オープンソースは、こうしたスタンダードを開発・実装するための手法であり、そのプロセスがコラボレーションと柔軟性を促進する。オープンソースはソースコードにアクセス可能なソフトウェアで、誰でも検閲、修正、改良を行えるため、スタンダードの実装に関するコンセンサスを得るための便利な手段として機能する。重要な違いは、オープンスタンダードがオープンソースソフトウェアに実装されることはあっても、すべてのオープンスタンダードがソフトウェアと関連しているわけではないという点だ。
コミュニティ全体の協力が要
何十年もの間、映画やゲームの制作は「これがいつものやり方だ」という信念により導かれたものであり、その「やり方」の技術やプロセス、システムは各企業によって異なっていた。こうしたメンタリティがパイプラインの断片化とワークフローのサイロ化をもたらし、複数のスタジオがプロジェクトに共同で取り組む際に、簡単なコラボレーションやデータ共有が不可能だった。だが業界をオープンスタンダードに合わせることは皆にメリットをもたらす。コミュニティが先端テクノロジーをどう活用するかの足並みを揃えれば、ワークフローは向上し、業界全体の成長が支えられる。
オープンスタンダードの確立と発展には、利害関係者と業界リーダーによるコンソーシアムの集団的な取り組みが必要となる。オートデスクはM&E業界のAcademy Software Foundation (ASWF) の創立メンバーだ。この組織は、リッチなサーフェスやマテリアルの作成とレンダリングツールのMaterialXや、エディトリアルシーケンス向けオープンソースAPIであるOpen Timeline IOなど、複数のオープンソースプロジェクトに関する法的枠組みやガバナンスを展開している。こうした共同での努力により、ソフトウェアの高い品質と定期的なテスト、全プラットフォームでの動作保証のチェック&バランスのシステムが構築されている。
ターゲットとなるオープンスタンダードとオープンソースのソリューションにおいて、こうしたコラボレーションが進展している。オートデスクとアドビが共同開発したOpenPBRはオープンソースのシェーディングモデルで、あるソフトウェア環境から別のソフトウェア環境への、よりアーティストフレンドリーな橋渡しをクリエイターに提供する。またオートデスクはメディアレビュー&プレイバック用ソフトウェアをOpenRVとしてオープンソース化して以来、DNEGのxStudioやソニー・ピクチャーズ・イメージワークスのitviewとともにコードを提供し、再生、レビュー、承認のための統一されたオープンソースのツールセットを構築するASWFのサンドボックスプロジェクトであるOpen Review Initiativeを具現化してきた。

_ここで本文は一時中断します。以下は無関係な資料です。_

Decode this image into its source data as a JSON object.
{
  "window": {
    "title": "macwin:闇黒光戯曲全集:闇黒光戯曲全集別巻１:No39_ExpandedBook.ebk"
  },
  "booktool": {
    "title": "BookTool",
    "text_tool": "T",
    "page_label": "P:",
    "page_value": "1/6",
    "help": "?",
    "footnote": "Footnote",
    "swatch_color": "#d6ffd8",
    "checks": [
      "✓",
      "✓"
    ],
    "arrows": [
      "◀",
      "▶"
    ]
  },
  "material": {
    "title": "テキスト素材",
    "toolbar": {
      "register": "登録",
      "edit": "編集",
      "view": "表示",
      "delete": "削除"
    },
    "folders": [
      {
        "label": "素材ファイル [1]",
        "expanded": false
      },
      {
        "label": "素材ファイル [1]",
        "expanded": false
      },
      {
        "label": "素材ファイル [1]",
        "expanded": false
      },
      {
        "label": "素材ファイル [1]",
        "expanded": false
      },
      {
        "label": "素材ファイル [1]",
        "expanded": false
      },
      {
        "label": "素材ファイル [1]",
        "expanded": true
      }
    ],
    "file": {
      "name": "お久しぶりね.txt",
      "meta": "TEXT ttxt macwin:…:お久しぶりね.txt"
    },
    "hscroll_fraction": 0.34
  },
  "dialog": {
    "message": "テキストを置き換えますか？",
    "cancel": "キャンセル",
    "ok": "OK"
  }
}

先日、オートデスクはピクサー、アドビ、アップル、エヌビディア、Joint Development Foundationとの提携によりAOUSD (Alliance for Open Universal Scene Description) を設立した。ピクサーが2016年に導入したUSD (ユニバーサル・シーン・ディスクリプション) を、AOUSDが2023年に成文化した公式規格がOpenUSDだ。ツールの相互運用性とレイヤー化されたリッチなビジュアルを作成するための3Dデータ交換を可能にする技術であるUSDを採用しており、それを公式規格にするよう提唱している。ピクサーの『リメンバー・ミー』に登場する死者の国の複雑なセットを思い浮かべてほしい。そこで目にする全ての要素がUSDアセットだ。
USDは非常にパワフルかつ柔軟なため、各スタジオはそれを長年にわたって異なる方法で使用してきた。そのため、ソフトウェアパイプラインは必ずしも完全に相互運用できるものではなかった。この連携の目標は、USDの使用を成文化して規格化することで、業界の誰もがより相互運用性の高いソフトウェアとパイプラインを構築できるようにすることにある。OpenUSDが形式化されたことで、アーティストは細部に気を揉むことなく、目の前のクリエイティブなタスクにお気に入りのツールを使用することに集中できる。
オープンスタンダードを形式化するメリット
オートデスクのM&E向けインダストリークラウドFlowのようなクラウドベースのプラットフォームの採用には、オープンスタンダードの隆盛が不可欠だ。ゲームやTVシリーズ、映画などのメディアプロジェクトは、複数の貢献者によって実現する。全員がクラウド上のオープンツールで作業することで、情報はリアルタイムで簡単にやり取りできるようになり、プロジェクトは加速し、コラボレーションが促進される。クリエイターたちは、プロジェクトの担当部分を別形式に変換することなく、同一のキャラクターへ同時に取り組むことができる。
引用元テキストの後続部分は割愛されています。